Lucky Pulpit was bred, raced and continues to be owned outright
by Larry and Marianne Williams of Parma, Idaho. In 2004 the Williamses sent Lucky
Pulpit to Churchill Downs-based trainer Grant Forster for his four-year-old
campaign.
Forster talked about his time with Lucky Pulpit and some similarities
to the 2014 Kentucky Derby winner.
“Lucky Pulpit was a really smart horse,” Forster said. “Obviously California
Chrome is very intelligent.
“Lucky Pulpit had figured out how to play with us and
make our lives difficult at some point, but he was a really talented horse. A
lot of people wondered why we kept sprinting him on the grass, but he had been
doing well at the time with that so there was no need to do anything else. He
was a very pretty horse just like California Chrome.”
Lucky Pulpit made eight starts under Forster, six of which were on the turf and
all were between five and seven furlongs.
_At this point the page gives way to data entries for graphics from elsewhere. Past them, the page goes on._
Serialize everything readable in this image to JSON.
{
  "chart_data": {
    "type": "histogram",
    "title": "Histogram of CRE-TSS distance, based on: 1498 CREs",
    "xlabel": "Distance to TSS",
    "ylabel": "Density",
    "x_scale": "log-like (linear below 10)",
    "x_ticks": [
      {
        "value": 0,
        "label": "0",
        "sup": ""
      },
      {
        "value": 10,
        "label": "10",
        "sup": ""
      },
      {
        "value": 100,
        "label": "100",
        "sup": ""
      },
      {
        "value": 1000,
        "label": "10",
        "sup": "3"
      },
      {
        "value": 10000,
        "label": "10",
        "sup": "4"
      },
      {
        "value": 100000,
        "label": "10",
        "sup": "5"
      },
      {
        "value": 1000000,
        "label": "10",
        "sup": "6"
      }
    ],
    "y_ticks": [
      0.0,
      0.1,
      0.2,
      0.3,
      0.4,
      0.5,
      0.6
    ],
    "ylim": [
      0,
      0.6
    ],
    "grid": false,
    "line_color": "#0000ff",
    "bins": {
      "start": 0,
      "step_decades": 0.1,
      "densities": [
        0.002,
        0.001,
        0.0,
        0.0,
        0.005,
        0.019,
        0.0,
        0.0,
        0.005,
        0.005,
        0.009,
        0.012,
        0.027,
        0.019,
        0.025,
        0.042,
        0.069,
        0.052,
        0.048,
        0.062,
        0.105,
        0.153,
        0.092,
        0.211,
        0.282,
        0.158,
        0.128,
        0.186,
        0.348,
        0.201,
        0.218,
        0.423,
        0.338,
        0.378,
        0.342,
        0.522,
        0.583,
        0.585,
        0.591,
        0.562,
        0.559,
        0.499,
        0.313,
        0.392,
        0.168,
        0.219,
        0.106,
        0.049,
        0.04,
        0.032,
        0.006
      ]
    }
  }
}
“I didn’t think there would be any distance limitations with California Chrome,”
Forster said. “Obviously people looking at Lucky Pulpit’s form were somewhat
questionable of that.
“The best race I had him for was probably the Smile Sprint at Arlington on the
grass. He had a couple other races in some of those grass sprints where he had a
couple tough trips and got in some traffic trouble. I remember the Keeneland
race (a sixth-place finish in the 2005 Woodford Stakes) where he
wasn’t beaten by too many lengths, but just had a tough trip that day. He was
just a horse with a ton of personality, a really neat character.”
Lucky Pulpit entered stud in 2007 at Harris Farms near Coalinga, California, where he
still stands. Forster was delightfully surprised to see the horse he had
trained sire a Kentucky Derby winner.
“You really don’t expect anything like that,” Forster said. “His owners sent him
to me as a four-year-old with the goal of winning a stake because they thought he
had a good enough pedigree and was already graded-placed. They thought he had a
good chance to at least stand at stud somewhere like California where they have
a lot of horses. So we accomplished that goal anyway.”